To find the two numbers, we can set up equations using the given information.
Let's assume the two numbers are x and y, with x being the larger number.
According to the problem, one of the numbers is seven less than the other. We can write this as an equation:
x = y + 7 ---(Equation 1)
The least common multiple (LCM) of two numbers is the smallest number that both numbers divide evenly into. In this case, the LCM is 60.
To find the LCM of two numbers, we can use the following equation:
LCM(x, y) = (x * y) / GCD(x, y) ---(Equation 2)
where GCD(x, y) represents the Greatest Common Divisor of x and y.

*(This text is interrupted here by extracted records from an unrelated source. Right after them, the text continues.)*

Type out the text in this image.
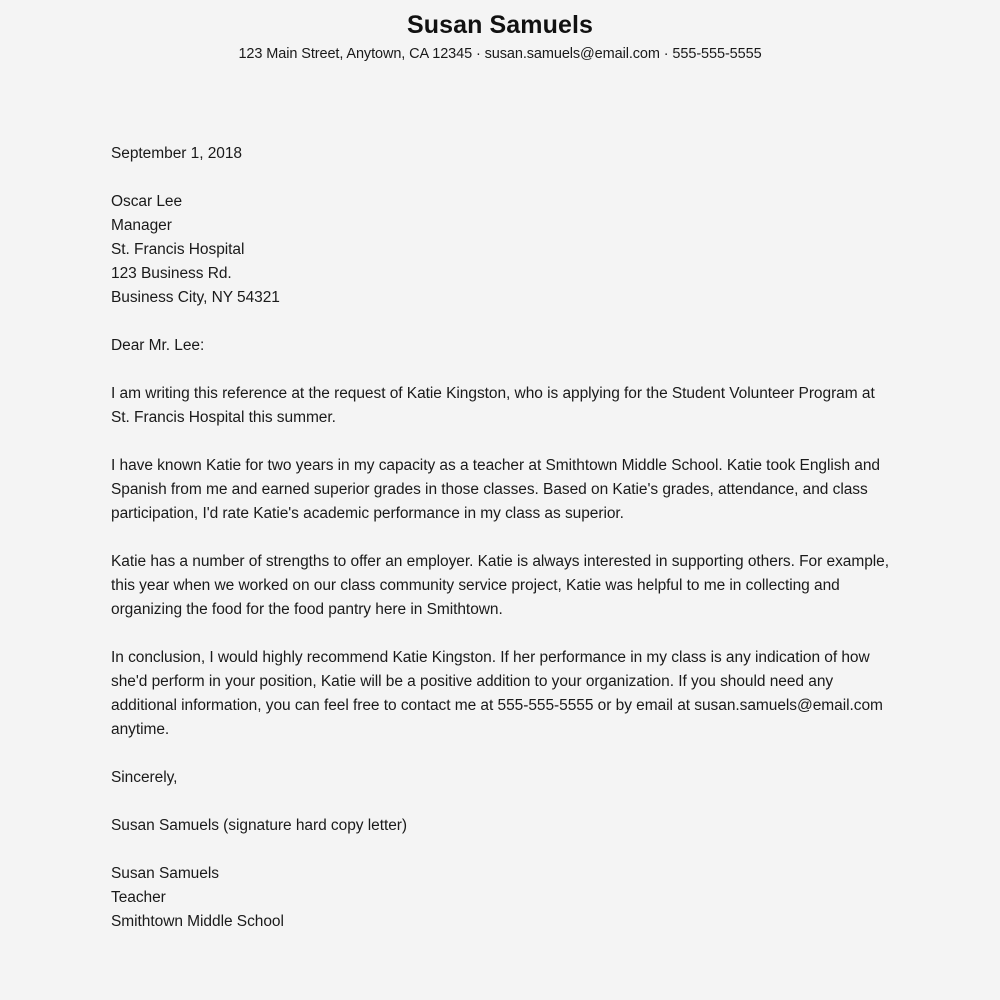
Susan Samuels
123 Main Street, Anytown, CA 12345 · susan.samuels@email.com · 555-555-5555
September 1, 2018
Oscar Lee
Manager
St. Francis Hospital
123 Business Rd.
Business City, NY 54321

Dear Mr. Lee:

I am writing this reference at the request of Katie Kingston, who is applying for the Student Volunteer Program at St. Francis Hospital this summer.

I have known Katie for two years in my capacity as a teacher at Smithtown Middle School. Katie took English and Spanish from me and earned superior grades in those classes. Based on Katie's grades, attendance, and class participation, I'd rate Katie's academic performance in my class as superior.

Katie has a number of strengths to offer an employer. Katie is always interested in supporting others. For example, this year when we worked on our class community service project, Katie was helpful to me in collecting and organizing the food for the food pantry here in Smithtown.

In conclusion, I would highly recommend Katie Kingston. If her performance in my class is any indication of how she'd perform in your position, Katie will be a positive addition to your organization. If you should need any additional information, you can feel free to contact me at 555-555-5555 or by email at susan.samuels@email.com anytime.

Sincerely,

Susan Samuels (signature hard copy letter)

Susan Samuels
Teacher
Smithtown Middle School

Since we know the LCM (60), we can substitute the values into Equation 2:
60 = (x * y) / GCD(x, y)
To simplify the equation, we need to find the GCD of x and y. However, we don't have enough information to determine the GCD directly.
But, we can still make progress.
Let's consider the relationship between the LCM and the numbers themselves. The LCM is the product of two numbers divided by their GCD.

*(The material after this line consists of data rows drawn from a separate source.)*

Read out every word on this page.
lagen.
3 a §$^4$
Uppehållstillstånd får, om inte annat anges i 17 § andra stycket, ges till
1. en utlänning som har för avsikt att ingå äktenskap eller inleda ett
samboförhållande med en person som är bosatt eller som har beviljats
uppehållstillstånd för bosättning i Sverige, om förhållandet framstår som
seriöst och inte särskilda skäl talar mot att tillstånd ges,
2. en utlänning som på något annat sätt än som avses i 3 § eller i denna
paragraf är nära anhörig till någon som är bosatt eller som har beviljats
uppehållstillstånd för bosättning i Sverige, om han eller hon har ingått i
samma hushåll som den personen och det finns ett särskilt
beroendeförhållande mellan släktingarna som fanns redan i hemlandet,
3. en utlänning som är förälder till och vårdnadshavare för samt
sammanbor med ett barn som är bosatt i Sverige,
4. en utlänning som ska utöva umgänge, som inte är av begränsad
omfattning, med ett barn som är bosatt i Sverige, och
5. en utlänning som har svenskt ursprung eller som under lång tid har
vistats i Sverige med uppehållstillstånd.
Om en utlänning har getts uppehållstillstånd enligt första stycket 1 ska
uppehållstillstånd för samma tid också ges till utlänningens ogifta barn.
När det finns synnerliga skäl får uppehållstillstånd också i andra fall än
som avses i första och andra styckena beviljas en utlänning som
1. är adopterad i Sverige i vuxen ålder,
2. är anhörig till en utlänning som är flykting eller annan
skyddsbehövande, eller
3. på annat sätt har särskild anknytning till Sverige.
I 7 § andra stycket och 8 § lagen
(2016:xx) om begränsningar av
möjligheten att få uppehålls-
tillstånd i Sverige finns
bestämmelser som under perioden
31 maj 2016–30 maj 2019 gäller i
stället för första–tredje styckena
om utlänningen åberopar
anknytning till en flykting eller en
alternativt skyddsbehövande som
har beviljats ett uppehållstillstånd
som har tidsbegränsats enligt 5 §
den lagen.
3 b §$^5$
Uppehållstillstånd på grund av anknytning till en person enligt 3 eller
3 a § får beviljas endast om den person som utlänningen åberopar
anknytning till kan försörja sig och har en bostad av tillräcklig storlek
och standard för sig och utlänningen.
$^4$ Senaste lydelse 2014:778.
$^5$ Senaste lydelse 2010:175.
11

Since the GCD should divide both numbers evenly, it means that the GCD should also divide their difference (x - y) evenly.
Therefore, the GCD of (x - y) and y should be the same as the GCD of x and y.
Hence, we can write:
GCD(x, y) = GCD(x - y, y)
Now, let's find the GCD using Euclid's algorithm:
Step 1: Set r1 = x and r2 = y
Step 2: Divide r1 by r2 to get q1 and r3 (r1 = q1 * r2 + r3)

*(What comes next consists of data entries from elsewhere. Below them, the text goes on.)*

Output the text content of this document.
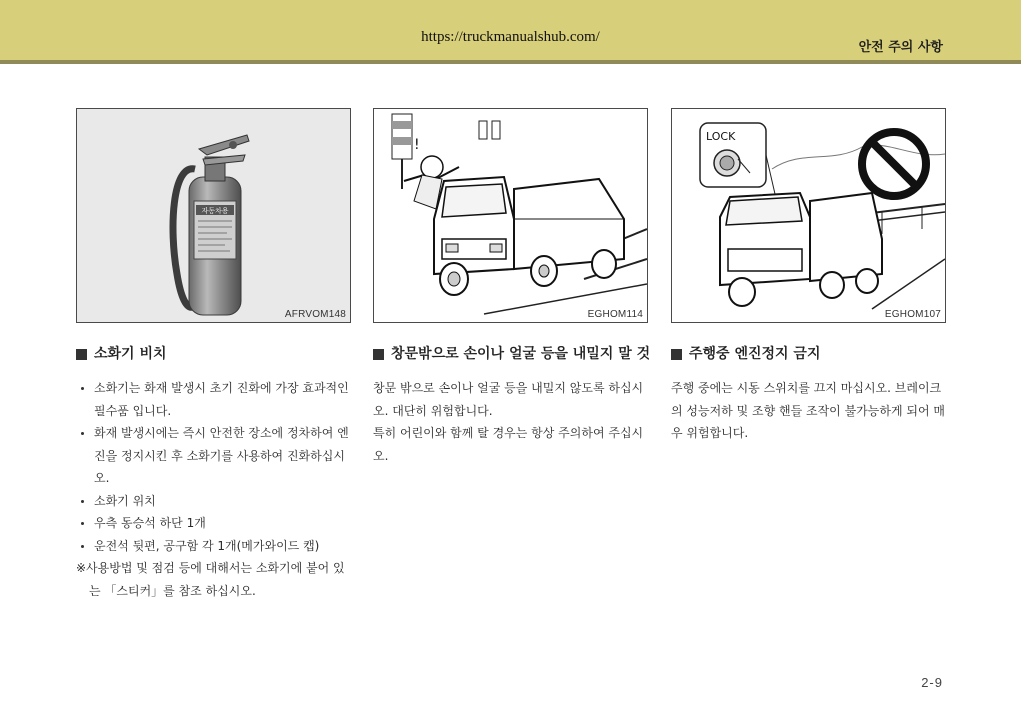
https://truckmanualshub.com/
안전 주의 사항
자동차용
AFRVOM148
!
EGHOM114
LOCK
EGHOM107
소화기 비치
소화기는 화재 발생시 초기 진화에 가장 효과적인 필수품 입니다.
화재 발생시에는 즉시 안전한 장소에 정차하여 엔진을 정지시킨 후 소화기를 사용하여 진화하십시오.
소화기 위치
우측 동승석 하단 1개
운전석 뒷편, 공구함 각 1개(메가와이드 캡)

※사용방법 및 점검 등에 대해서는 소화기에 붙어 있는 「스티커」를 참조 하십시오.

창문밖으로 손이나 얼굴 등을 내밀지 말 것

창문 밖으로 손이나 얼굴 등을 내밀지 않도록 하십시오. 대단히 위험합니다.

특히 어린이와 함께 탈 경우는 항상 주의하여 주십시오.

주행중 엔진정지 금지

주행 중에는 시동 스위치를 끄지 마십시오. 브레이크의 성능저하 및 조향 핸들 조작이 불가능하게 되어 매우 위험합니다.

2-9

Step 3: Replace r1 with r2 and r2 with r3 (r1 = r2 and r2 = r3)
Step 4: Repeat steps 2 and 3 until r3 = 0
Step 5: The GCD will be the last non-zero remainder (r2)
Using Equation 1, we can substitute x = (y + 7) into Equation 2:
60 = ((y + 7) * y) / GCD((y + 7), y)
Now, we can solve for the GCD by applying Euclid's algorithm to GCD((y + 7), y):
Step 1: Set r1 = (y + 7) and r2 = y
Step 2: Divide r1 by r2 to get q1 and r3 (r1 = q1 * r2 + r3)
Step 3: Replace r1 with r2 and r2 with r3 (r1 = r2 and r2 = r3)
Step 4: Repeat steps 2 and 3 until r3 = 0
Step 5: The GCD will be the last non-zero remainder (r2)
Once we find the GCD, we can substitute the values back into Equation 2 to find the LCM.
Using this approach, we can calculate the two numbers involved. Let's solve the equations step-by-step.